Peat moss is a common fibrous material used to encourage growth in plants. But what is peat moss, and how can you use it best to your advantage? Let’s dig up some dirt on what it is and why many plant lovers love this soil additive!

What Is Peat Moss?

Peat moss is an organic material found in peat bogs and harvested from wetland areas. It’ll often be called by its pet name, “peat,” but peat and peat moss aren’t exactly the same product. 

Peat is more of an umbrella term for gardening material that’s created during decomposition. But peat moss is specific to peat bogs. It’s widely available for plant enthusiasts and landscapers and looks like dry, cakey soil.

How Should You Use Peat Moss?

Peat moss will be your best friend if you’re growing indoor plants from seed. You can use peat moss as a soilless potting mix when regular soil would weigh seeds down too much. The lighter peat moss gives new sprouts a chance to burst through the soil and soak up all that delicious sunlight!

Peat moss can be the missing ingredient for anyone looking to achieve more balanced drainage for their potted plants.
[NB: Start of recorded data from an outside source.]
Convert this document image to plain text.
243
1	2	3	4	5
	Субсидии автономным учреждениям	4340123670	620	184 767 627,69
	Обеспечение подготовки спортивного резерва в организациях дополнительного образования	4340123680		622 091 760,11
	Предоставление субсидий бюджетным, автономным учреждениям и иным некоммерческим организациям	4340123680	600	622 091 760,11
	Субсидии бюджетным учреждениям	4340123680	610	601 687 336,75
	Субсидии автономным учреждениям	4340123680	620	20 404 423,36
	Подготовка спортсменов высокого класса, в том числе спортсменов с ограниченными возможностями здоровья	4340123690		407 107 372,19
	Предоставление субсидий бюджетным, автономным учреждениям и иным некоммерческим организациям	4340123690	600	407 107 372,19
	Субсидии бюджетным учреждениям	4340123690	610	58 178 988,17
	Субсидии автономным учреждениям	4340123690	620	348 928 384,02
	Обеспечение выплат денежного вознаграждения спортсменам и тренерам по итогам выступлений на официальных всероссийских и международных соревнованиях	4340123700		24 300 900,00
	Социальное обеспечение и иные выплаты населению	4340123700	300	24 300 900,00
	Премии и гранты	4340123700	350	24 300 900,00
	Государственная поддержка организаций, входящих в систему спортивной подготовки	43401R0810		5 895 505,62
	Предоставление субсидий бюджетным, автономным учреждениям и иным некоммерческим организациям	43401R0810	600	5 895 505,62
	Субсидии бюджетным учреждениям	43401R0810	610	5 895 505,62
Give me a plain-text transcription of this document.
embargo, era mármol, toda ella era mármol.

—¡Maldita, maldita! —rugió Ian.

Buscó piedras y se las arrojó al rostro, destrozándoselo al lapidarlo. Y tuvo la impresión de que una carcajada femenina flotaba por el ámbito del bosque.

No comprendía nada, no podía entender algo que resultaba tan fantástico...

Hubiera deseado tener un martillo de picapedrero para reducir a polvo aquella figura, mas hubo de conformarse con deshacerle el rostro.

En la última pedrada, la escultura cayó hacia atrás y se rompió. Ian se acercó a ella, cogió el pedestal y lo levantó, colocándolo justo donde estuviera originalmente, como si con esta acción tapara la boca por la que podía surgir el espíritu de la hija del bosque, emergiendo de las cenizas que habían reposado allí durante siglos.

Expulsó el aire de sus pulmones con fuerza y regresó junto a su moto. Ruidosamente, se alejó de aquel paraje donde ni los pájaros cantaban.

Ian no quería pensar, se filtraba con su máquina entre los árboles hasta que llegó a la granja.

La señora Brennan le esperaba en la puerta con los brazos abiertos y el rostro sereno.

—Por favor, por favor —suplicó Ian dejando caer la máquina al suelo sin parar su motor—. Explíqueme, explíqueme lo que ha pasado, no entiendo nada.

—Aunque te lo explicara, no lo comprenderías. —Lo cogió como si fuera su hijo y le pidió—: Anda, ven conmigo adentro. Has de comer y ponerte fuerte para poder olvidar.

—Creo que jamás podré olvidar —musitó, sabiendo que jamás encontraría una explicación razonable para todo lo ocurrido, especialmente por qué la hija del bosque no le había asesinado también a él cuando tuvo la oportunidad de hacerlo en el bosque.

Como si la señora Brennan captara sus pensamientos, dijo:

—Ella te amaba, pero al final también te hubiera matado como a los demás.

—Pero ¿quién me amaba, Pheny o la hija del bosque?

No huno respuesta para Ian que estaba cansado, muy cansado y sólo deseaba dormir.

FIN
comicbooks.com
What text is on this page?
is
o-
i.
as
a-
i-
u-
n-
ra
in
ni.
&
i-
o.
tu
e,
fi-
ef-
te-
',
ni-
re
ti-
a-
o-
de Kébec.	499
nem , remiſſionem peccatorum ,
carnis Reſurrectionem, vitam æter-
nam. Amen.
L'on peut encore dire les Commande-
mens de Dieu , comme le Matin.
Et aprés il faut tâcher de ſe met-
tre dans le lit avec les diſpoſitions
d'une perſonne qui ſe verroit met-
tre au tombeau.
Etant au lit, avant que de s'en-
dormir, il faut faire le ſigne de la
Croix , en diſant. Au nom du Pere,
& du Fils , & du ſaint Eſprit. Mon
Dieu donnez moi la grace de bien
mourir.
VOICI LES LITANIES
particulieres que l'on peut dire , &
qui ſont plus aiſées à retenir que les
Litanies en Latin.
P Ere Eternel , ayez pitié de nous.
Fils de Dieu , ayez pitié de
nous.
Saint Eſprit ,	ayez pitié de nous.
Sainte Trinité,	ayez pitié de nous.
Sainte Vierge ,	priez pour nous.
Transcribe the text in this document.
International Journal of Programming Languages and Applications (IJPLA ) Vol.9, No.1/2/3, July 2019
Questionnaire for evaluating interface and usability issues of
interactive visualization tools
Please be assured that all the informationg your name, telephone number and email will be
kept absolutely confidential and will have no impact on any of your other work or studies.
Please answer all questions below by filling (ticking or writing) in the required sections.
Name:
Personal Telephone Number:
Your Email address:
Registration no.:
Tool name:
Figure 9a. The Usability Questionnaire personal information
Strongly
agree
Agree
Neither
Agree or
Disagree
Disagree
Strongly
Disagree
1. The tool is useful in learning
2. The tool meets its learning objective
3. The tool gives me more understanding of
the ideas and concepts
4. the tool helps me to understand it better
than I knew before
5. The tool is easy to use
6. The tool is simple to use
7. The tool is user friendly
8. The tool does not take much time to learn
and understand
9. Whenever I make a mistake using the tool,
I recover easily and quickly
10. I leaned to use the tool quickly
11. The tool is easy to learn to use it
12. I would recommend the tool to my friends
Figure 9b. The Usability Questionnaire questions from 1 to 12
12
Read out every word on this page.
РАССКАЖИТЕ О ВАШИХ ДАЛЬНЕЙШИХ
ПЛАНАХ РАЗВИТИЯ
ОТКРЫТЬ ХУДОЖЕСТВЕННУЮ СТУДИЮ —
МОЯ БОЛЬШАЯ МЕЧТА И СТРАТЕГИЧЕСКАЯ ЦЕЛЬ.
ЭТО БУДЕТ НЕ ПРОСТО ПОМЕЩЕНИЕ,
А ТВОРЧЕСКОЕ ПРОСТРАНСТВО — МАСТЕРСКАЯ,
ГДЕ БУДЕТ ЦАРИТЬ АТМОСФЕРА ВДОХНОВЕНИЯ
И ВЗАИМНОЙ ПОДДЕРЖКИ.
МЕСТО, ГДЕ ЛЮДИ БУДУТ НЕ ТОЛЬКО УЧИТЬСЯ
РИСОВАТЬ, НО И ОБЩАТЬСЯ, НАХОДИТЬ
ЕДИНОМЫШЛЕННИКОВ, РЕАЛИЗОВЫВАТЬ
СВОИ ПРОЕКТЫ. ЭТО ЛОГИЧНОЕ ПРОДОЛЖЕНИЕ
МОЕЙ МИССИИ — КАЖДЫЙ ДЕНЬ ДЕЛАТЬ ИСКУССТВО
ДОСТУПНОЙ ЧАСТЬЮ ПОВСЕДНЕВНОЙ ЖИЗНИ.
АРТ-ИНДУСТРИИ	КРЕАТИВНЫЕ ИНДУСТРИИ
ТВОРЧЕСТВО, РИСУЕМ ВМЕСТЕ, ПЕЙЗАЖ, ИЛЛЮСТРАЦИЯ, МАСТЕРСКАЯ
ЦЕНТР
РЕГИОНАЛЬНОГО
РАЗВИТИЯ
Because peat moss is lighter than regular soil, water can pass through it more freely. The retained water can be a blessing and a curse — it all depends on what your plants need to survive and thrive. 

When Should You Avoid Using Peat Moss?

Not every plant will appreciate what peat moss brings to the table. Peat moss leans more acidic, so you may need to take measures to raise the soil pH if your plants need it. The high acidity can benefit some plants like ferns or philodendrons, so it’s not necessarily bad! 

It’s also considered to be a non-renewable resource. Peat bogs regulate carbon dioxide, and harvesting too much peat moss could hurt their climate control superpowers. Peat moss also isn’t a good source of nutrients, so you might need to use it with a high-nutrient soil additive to get better results. 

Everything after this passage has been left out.